SEAN Rogers and Ben Johnson join Neil Atkinson to dig deep into Jürgen Klopp’s mind on this week’s Tuesday Review as they look back at his choices for the games against Villarreal and Swansea City.
First off, it’s the question that has been top of the Liverpool FC agenda every since – why did he choose to keep Daniel Sturridge on the sidelines in Spain and start him at Swansea?
Jordon Ibe’s return from cold storage was also odd – what does that move tell us about his Liverpool future?
The panel also get into tactics – was Liverpool’s game plan right in Spain? How will it change when Villarreal come to Anfield?
Then it’s Swansea in depth; what went wrong and why.
The Tuesday Review is a considered in-depth discussion of Liverpool’s last match introducing talk around tactics and selection. It’s just one of a string of shows on TAW Player, our subscription podcast service that offers more than 30 shows about Liverpool FC every month. Find out more here.
Here’s a free clip of the latest Tuesday Review where Neil, Sean and Ben discuss how the Red’s can overcome Villarreal on Thursday night.
Great show as usual.
I do think there is a different aspect the Daniel Sturridge saga that is being missed. The guys talked about Klopp wanting to keep DS as one of our 4 front-line strikers for 2016-17, and as much as Klopp clearly has his doubts about DS I think that’s probably correct. But what about what DS himself wants?
Thing is, this third-way, ‘use him as an impact sub after 60’ lark – whatever the merits of it (and I think they are hugely overstated) – is not something DS is going to swallow. 43 league goals in 67 games is supposed to earn you more than a place on the bench, so all this ‘should he start / should he come on?’ will soon be moot; he simply won’t be here if it’s the latter. He’s too good to warm any bench and there are clubs currently better than us who would guarantee him first-choice status if he joined them.
Now, if Klopp has been given medical advice that tells him DS is unusually fragile then I can understand wanting to get rid of him however well he might be playing when fit. A player who cannot be relied upon to play more than half a season is not much use to anyone. That still doesn’t explain why when he is fit Klopp isn’t playing him, unless the plan is to wait until the transfer window opens and he can bin him off. As Sean said in the pod, Klopp may well have his own tactical reasons for keeping Sturrdige back in some of the biggest games of the season, but that takes me back to my original point which is that DS has no interest in playing that role at LFC and, to be fair, if I had his goal-scoring record I don’t think I would, either.
Now, I doubt I’ve worked something out that Klopp hasn’t, so unless he and DS have had a chat about the way the remainder of this season would work out and agreed different plans for next season, I can only surmise that Klopp would be happy for Sturridge to leave in the summer.

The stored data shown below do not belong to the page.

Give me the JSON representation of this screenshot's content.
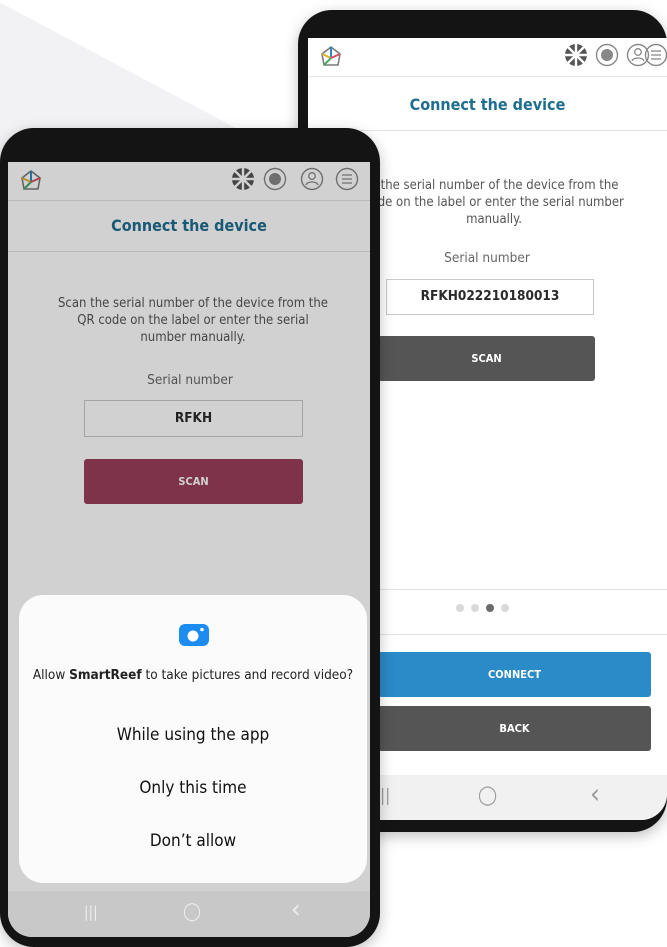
{
  "front": {
    "header": {
      "icons": [
        "app-logo",
        "language-flag-icon",
        "globe-icon",
        "user-icon",
        "menu-icon"
      ]
    },
    "title": "Connect the device",
    "instruction": "Scan the serial number of the device from the QR code on the label or enter the serial number manually.",
    "serial_label": "Serial number",
    "serial_value": "RFKH",
    "scan_button": "SCAN",
    "colors": {
      "title": "#1f6d8f",
      "scan_button": "#9b3f5c"
    },
    "permission_dialog": {
      "icon": "camera-icon",
      "message_prefix": "Allow ",
      "app_name": "SmartReef",
      "message_suffix": " to take pictures and record video?",
      "options": [
        "While using the app",
        "Only this time",
        "Don’t allow"
      ]
    },
    "nav": {
      "recent": "|||",
      "home": "◯",
      "back": "‹"
    }
  },
  "back": {
    "title": "Connect the device",
    "instruction": "n the serial number of the device from the code on the label or enter the serial number manually.",
    "serial_label": "Serial number",
    "serial_value": "RFKH022210180013",
    "scan_button": "SCAN",
    "pager": {
      "count": 4,
      "active": 2
    },
    "connect_button": "CONNECT",
    "back_button": "BACK",
    "colors": {
      "connect_button": "#2b8ac8",
      "dark_button": "#555555"
    },
    "nav": {
      "recent": "||",
      "home": "◯",
      "back": "‹"
    }
  }
}
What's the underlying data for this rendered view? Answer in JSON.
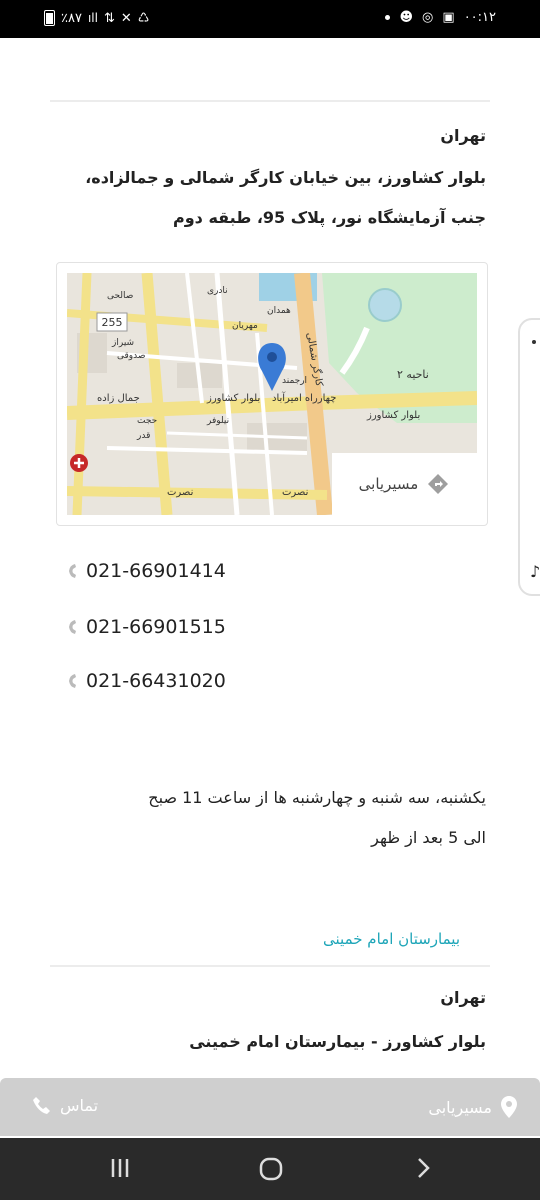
{
  "status_bar": {
    "time": "۰۰:۱۲",
    "battery": "٪۸۷",
    "signal": "ıll"
  },
  "location1": {
    "city": "تهران",
    "address_line1": "بلوار کشاورز، بین خیابان کارگر شمالی و جمالزاده،",
    "address_line2": "جنب آزمایشگاه نور، پلاک 95، طبقه دوم",
    "map_routing_label": "مسیریابی",
    "map_labels": {
      "road_number": "255",
      "blvd": "بلوار کشاورز",
      "square": "چهارراه امیرآباد",
      "district": "ناحیه ۲",
      "karegar": "کارگر شمالی",
      "jamalzadeh": "جمال زاده",
      "nosrat": "نصرت",
      "hejat": "حجت",
      "ghadr": "قدر",
      "sadooghi": "صدوقی",
      "mehrian": "مهریان",
      "niloufar": "نیلوفر",
      "salehi": "صالحی",
      "naderi": "نادری",
      "hamedan": "همدان",
      "arjmand": "ارجمند",
      "shiraz": "شیراز"
    },
    "phones": [
      "021-66901414",
      "021-66901515",
      "021-66431020"
    ],
    "hours_line1": "یکشنبه، سه شنبه و چهارشنبه ها از ساعت 11 صبح",
    "hours_line2": "الی 5 بعد از ظهر",
    "link_text": "بیمارستان امام خمینی"
  },
  "location2": {
    "city": "تهران",
    "address": "بلوار کشاورز - بیمارستان امام خمینی"
  },
  "bottom_bar": {
    "routing_label": "مسیریابی",
    "call_label": "تماس"
  },
  "colors": {
    "link": "#1da5b8",
    "map_pin": "#3a7bd5",
    "bottom_bar": "#cfcfcf"
  }
}
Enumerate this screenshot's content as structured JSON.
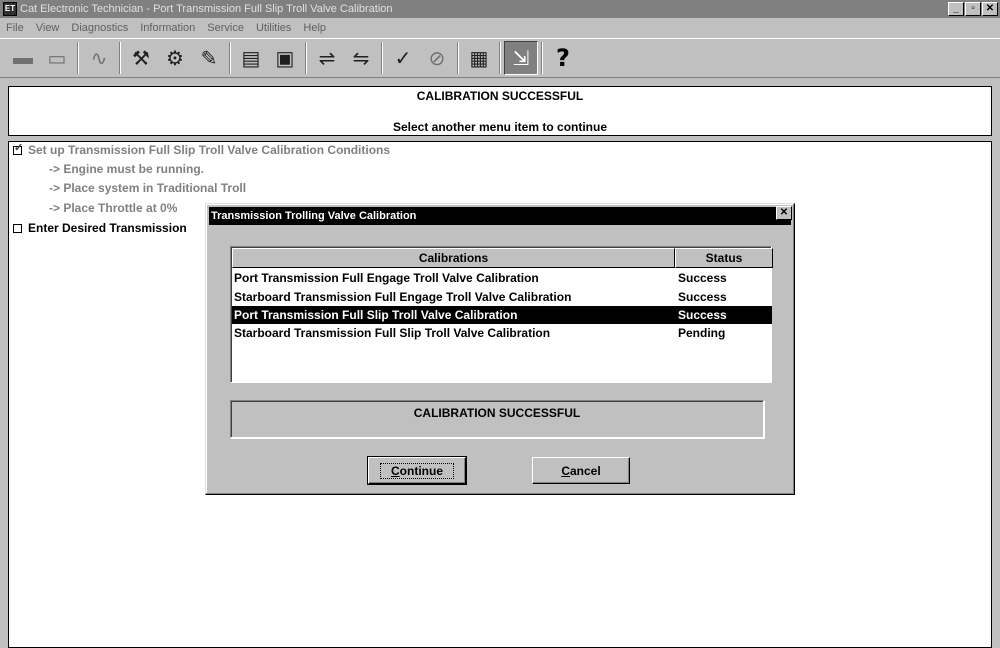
{
  "window": {
    "title": "Cat Electronic Technician - Port Transmission Full Slip Troll Valve Calibration",
    "icon": "cat-et-icon",
    "controls": [
      "_",
      "▫",
      "✕"
    ]
  },
  "menu": [
    "File",
    "View",
    "Diagnostics",
    "Information",
    "Service",
    "Utilities",
    "Help"
  ],
  "toolbar": {
    "help_label": "?"
  },
  "status_panel": {
    "line1": "CALIBRATION SUCCESSFUL",
    "line2": "Select another menu item to continue"
  },
  "steps": {
    "step1": "Set up Transmission Full Slip Troll Valve Calibration Conditions",
    "sub1": "-> Engine must be running.",
    "sub2": "-> Place system in Traditional Troll",
    "sub3": "-> Place Throttle at 0%",
    "step2": "Enter Desired Transmission"
  },
  "dialog": {
    "title": "Transmission Trolling Valve Calibration",
    "close": "✕",
    "columns": {
      "name": "Calibrations",
      "status": "Status"
    },
    "rows": [
      {
        "name": "Port Transmission Full Engage Troll Valve Calibration",
        "status": "Success"
      },
      {
        "name": "Starboard Transmission Full Engage Troll Valve Calibration",
        "status": "Success"
      },
      {
        "name": "Port Transmission Full Slip Troll Valve Calibration",
        "status": "Success"
      },
      {
        "name": "Starboard Transmission Full Slip Troll Valve Calibration",
        "status": "Pending"
      }
    ],
    "message": "CALIBRATION SUCCESSFUL",
    "continue_first": "C",
    "continue_rest": "ontinue",
    "cancel_first": "C",
    "cancel_rest": "ancel"
  }
}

We know he’s not a big fan of two up top (which suits DS best) and doesn’t really fancy DS as his one, so his current treatment of the player hints at a plan to replace him. Nothing else makes sense as DS will not tolerate being the striker who comes on at 60 to change things.
Klopp has the reputation he does because he is very, very good at his job, but none of that is ever going to convince me that selling DS is the right thing to do (absent the adverse medical prognosis mentioned earlier). DS is a world-class striker with a hit-rate that rivals the very best in the EPL, and is a scorer of every type of goal. You do not replace that sort of talent easily, and certainly not cheaply.
Of course, Klopp may have Gotze, Reus and Hummels lined up in which case forget all the above. The fact remains that selling Sturridge’s goals when you have a team core that sees an underwhelming goal return from midfield is a massive, massive gamble. Even proven goal-scorers can take time to adjust to a new club, so if DS leaves and goes on to great things while we languish, that Klopp reputation is going to take a bit of a battering, and (to my mind mind at least) a totally avoidable one one at that.